A: On the pro side, in patients who have had a heart attack or a stroke, aspirin was shown to reduce the risk of further heart attacks and strokes. However, that benefit is less clear in patients who haven’t had a heart attack or stroke. Nowadays patients are smoking less, are doing a better job of controlling their blood pressure and in many cases are on statin medications. So the additive benefit of aspirin in the context of these improvements is probably much lower than when aspirin was one of the only heart medicines available.
In terms of the cons, aspirin puts patients at risk of bleeding in the brain and the gastrointestinal tract. In addition to making the platelets in the blood less "sticky" (which is good for patients who have had a heart attack or stroke), it can also cause ulcers in the lining of the stomach and intestines, which can predispose to further bleeding. Balancing the cardiovascular benefit of aspirin and the risk of bleeding continues to be an important topic of conversation among seniors and their doctors.
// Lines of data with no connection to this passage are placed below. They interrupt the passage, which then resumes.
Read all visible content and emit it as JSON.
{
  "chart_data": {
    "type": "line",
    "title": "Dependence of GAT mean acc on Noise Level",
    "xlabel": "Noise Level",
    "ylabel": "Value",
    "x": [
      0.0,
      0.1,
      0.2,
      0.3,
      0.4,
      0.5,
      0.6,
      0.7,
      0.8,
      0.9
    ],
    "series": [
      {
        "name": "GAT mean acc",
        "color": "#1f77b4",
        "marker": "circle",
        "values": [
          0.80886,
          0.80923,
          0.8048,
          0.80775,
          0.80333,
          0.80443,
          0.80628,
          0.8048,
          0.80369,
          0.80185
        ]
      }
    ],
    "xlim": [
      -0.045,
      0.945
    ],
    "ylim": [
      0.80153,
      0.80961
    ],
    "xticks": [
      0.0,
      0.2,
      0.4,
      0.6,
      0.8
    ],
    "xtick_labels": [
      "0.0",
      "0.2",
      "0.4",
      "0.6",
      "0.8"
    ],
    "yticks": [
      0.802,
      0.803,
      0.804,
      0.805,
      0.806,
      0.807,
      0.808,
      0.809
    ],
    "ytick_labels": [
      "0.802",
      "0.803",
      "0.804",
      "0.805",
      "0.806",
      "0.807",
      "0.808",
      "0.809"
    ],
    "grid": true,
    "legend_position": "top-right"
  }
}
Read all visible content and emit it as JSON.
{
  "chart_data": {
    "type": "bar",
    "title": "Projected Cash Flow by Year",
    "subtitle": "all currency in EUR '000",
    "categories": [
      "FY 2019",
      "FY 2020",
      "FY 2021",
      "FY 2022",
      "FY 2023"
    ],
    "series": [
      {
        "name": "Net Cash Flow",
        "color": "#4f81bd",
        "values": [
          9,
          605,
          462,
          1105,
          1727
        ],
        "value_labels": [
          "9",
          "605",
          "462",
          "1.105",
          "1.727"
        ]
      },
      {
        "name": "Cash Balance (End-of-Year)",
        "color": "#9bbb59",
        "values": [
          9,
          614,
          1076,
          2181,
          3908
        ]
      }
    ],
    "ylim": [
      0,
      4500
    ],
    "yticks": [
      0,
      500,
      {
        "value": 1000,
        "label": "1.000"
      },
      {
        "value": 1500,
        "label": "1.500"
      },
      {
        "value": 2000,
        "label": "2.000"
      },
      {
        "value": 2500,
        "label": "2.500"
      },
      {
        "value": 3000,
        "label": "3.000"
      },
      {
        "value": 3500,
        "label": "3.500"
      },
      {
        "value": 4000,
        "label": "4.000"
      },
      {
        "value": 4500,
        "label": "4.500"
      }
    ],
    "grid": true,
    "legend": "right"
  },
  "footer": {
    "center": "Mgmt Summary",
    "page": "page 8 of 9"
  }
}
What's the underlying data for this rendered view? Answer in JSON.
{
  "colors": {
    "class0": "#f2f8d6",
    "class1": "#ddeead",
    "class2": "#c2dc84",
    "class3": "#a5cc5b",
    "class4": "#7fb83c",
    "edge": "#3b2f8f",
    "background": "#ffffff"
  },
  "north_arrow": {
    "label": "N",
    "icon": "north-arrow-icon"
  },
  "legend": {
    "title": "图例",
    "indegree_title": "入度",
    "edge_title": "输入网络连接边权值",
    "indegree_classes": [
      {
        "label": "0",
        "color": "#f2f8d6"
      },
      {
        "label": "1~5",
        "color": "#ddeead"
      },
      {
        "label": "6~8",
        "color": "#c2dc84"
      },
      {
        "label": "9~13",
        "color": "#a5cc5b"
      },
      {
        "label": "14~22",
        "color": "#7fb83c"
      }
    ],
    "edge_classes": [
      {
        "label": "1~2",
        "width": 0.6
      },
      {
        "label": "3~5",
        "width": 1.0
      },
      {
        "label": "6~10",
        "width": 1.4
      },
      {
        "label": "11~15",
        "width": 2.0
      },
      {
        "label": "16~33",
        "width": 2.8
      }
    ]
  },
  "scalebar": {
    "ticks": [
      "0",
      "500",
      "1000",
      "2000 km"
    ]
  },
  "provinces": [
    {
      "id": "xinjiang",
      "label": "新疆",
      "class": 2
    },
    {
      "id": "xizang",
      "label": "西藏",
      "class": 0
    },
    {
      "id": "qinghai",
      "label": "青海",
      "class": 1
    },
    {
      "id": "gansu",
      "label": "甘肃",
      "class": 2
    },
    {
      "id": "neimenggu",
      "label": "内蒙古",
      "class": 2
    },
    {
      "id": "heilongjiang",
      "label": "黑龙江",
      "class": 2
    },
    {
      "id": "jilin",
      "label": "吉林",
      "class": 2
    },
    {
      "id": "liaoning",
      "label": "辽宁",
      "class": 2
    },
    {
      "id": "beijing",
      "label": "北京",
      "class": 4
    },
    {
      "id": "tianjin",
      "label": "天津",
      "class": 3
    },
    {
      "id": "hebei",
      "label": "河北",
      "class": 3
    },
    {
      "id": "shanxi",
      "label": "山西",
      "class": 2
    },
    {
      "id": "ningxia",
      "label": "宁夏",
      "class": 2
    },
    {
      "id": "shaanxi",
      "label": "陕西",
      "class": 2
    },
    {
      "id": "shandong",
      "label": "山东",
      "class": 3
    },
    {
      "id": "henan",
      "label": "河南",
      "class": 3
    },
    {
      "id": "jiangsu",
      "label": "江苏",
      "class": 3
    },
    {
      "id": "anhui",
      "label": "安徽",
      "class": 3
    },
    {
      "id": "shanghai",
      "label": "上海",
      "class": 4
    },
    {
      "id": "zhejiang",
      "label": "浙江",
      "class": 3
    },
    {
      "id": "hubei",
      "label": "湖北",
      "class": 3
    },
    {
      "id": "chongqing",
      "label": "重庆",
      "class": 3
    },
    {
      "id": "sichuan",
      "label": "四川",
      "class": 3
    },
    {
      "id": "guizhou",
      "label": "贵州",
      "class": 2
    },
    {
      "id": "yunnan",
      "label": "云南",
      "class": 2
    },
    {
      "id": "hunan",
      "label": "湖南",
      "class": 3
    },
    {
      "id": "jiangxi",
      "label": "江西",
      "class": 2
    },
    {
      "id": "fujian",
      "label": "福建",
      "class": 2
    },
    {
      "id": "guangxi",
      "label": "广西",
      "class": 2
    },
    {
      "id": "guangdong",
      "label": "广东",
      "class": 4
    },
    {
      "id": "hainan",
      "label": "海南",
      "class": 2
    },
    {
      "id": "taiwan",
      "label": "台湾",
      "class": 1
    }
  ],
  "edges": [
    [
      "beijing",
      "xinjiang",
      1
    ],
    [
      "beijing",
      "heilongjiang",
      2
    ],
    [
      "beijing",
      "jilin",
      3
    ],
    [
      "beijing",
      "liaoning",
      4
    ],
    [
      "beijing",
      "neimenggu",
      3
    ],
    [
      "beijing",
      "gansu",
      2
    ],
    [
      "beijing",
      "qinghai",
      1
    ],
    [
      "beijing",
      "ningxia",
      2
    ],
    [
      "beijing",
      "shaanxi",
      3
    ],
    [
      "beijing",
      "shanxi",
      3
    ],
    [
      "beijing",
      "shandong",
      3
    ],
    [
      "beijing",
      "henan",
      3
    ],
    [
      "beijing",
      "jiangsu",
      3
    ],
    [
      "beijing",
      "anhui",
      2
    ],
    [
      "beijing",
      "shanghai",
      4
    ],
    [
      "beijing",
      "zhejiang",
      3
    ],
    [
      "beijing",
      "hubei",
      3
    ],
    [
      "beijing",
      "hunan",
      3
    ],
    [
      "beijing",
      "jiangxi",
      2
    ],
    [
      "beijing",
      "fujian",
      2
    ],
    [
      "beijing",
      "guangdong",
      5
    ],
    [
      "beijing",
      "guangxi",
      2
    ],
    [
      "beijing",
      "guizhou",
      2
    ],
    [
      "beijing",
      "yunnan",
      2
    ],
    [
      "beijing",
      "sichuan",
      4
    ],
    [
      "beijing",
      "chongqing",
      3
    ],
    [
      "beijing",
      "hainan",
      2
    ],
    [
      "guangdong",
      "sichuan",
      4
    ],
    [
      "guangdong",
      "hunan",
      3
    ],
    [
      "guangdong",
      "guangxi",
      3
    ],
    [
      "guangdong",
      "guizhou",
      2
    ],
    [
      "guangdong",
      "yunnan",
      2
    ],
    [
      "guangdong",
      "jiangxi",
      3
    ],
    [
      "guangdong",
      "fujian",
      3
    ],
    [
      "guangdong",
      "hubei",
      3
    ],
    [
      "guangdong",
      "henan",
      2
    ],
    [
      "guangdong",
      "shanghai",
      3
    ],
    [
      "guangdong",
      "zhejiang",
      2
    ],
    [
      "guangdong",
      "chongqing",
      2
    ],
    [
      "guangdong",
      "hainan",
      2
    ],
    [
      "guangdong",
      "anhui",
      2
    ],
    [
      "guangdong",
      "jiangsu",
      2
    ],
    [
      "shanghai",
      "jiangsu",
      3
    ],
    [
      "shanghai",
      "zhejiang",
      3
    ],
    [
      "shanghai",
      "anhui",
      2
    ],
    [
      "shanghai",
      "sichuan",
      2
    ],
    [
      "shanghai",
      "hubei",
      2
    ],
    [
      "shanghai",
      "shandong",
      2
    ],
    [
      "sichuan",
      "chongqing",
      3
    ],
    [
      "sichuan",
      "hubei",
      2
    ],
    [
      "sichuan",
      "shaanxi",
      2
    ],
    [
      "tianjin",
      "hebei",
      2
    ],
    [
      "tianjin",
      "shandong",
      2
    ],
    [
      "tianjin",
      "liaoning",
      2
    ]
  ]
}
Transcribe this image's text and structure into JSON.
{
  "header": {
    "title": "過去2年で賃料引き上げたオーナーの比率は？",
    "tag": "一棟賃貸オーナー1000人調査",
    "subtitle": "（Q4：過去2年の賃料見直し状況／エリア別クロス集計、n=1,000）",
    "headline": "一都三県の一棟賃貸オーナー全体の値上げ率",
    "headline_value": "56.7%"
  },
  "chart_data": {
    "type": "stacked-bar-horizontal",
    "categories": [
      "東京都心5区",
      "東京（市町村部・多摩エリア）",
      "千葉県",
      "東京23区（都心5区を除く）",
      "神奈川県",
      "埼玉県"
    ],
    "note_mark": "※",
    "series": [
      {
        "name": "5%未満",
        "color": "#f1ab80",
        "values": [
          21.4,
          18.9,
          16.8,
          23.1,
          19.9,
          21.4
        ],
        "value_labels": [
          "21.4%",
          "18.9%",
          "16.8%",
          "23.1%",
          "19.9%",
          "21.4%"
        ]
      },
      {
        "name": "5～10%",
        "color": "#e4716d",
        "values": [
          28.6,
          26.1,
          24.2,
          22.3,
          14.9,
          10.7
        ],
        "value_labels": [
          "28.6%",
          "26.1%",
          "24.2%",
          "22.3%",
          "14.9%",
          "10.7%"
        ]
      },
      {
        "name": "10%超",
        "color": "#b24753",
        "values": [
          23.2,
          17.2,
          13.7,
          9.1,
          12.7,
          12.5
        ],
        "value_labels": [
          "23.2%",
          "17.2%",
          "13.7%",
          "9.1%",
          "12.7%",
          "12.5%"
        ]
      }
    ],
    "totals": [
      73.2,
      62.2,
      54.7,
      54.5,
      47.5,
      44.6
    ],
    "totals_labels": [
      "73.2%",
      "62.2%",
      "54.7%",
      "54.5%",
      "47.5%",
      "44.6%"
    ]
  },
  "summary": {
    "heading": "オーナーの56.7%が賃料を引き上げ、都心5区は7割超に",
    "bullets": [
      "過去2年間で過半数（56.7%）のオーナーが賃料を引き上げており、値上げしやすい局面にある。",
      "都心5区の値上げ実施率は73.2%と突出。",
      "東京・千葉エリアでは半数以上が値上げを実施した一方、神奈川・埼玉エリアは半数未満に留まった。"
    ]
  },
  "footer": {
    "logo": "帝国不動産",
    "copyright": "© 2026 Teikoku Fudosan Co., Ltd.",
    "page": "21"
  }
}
Q: Is the baby aspirin regimen still recommended for seniors? If not, what changed the thinking in this area?
A: In patients who have not had a heart attack or stroke, the American College of Cardiology and the American Heart Association recommend not using aspirin in older patients (those older than 70), and those at an increased risk of bleeding. In other words, a typical healthy 75-year-old without known cardiovascular disease should not be taking a baby aspirin. On the other hand, in patients who have not had a heart attack or a stroke but are at a very high risk of a heart attack or a stroke, an aspirin may be appropriate and further consultation with a physician would be advised.
These changes came about because of three recent clinical trials (and other studies) that failed to show the benefit of aspirin in patients without a history of heart attack or stroke.
Q: What other things can seniors focus on to help improve their overall health and well-being?
A: Seniors should focus on remaining physically and socially active, eating a balanced diet and refraining from smoking. Regular visits with their physicians to ensure that other cardiovascular comorbidities — like high blood pressure, high cholesterol and diabetes — are well-controlled may further help reduce the risk of heart attack and stroke.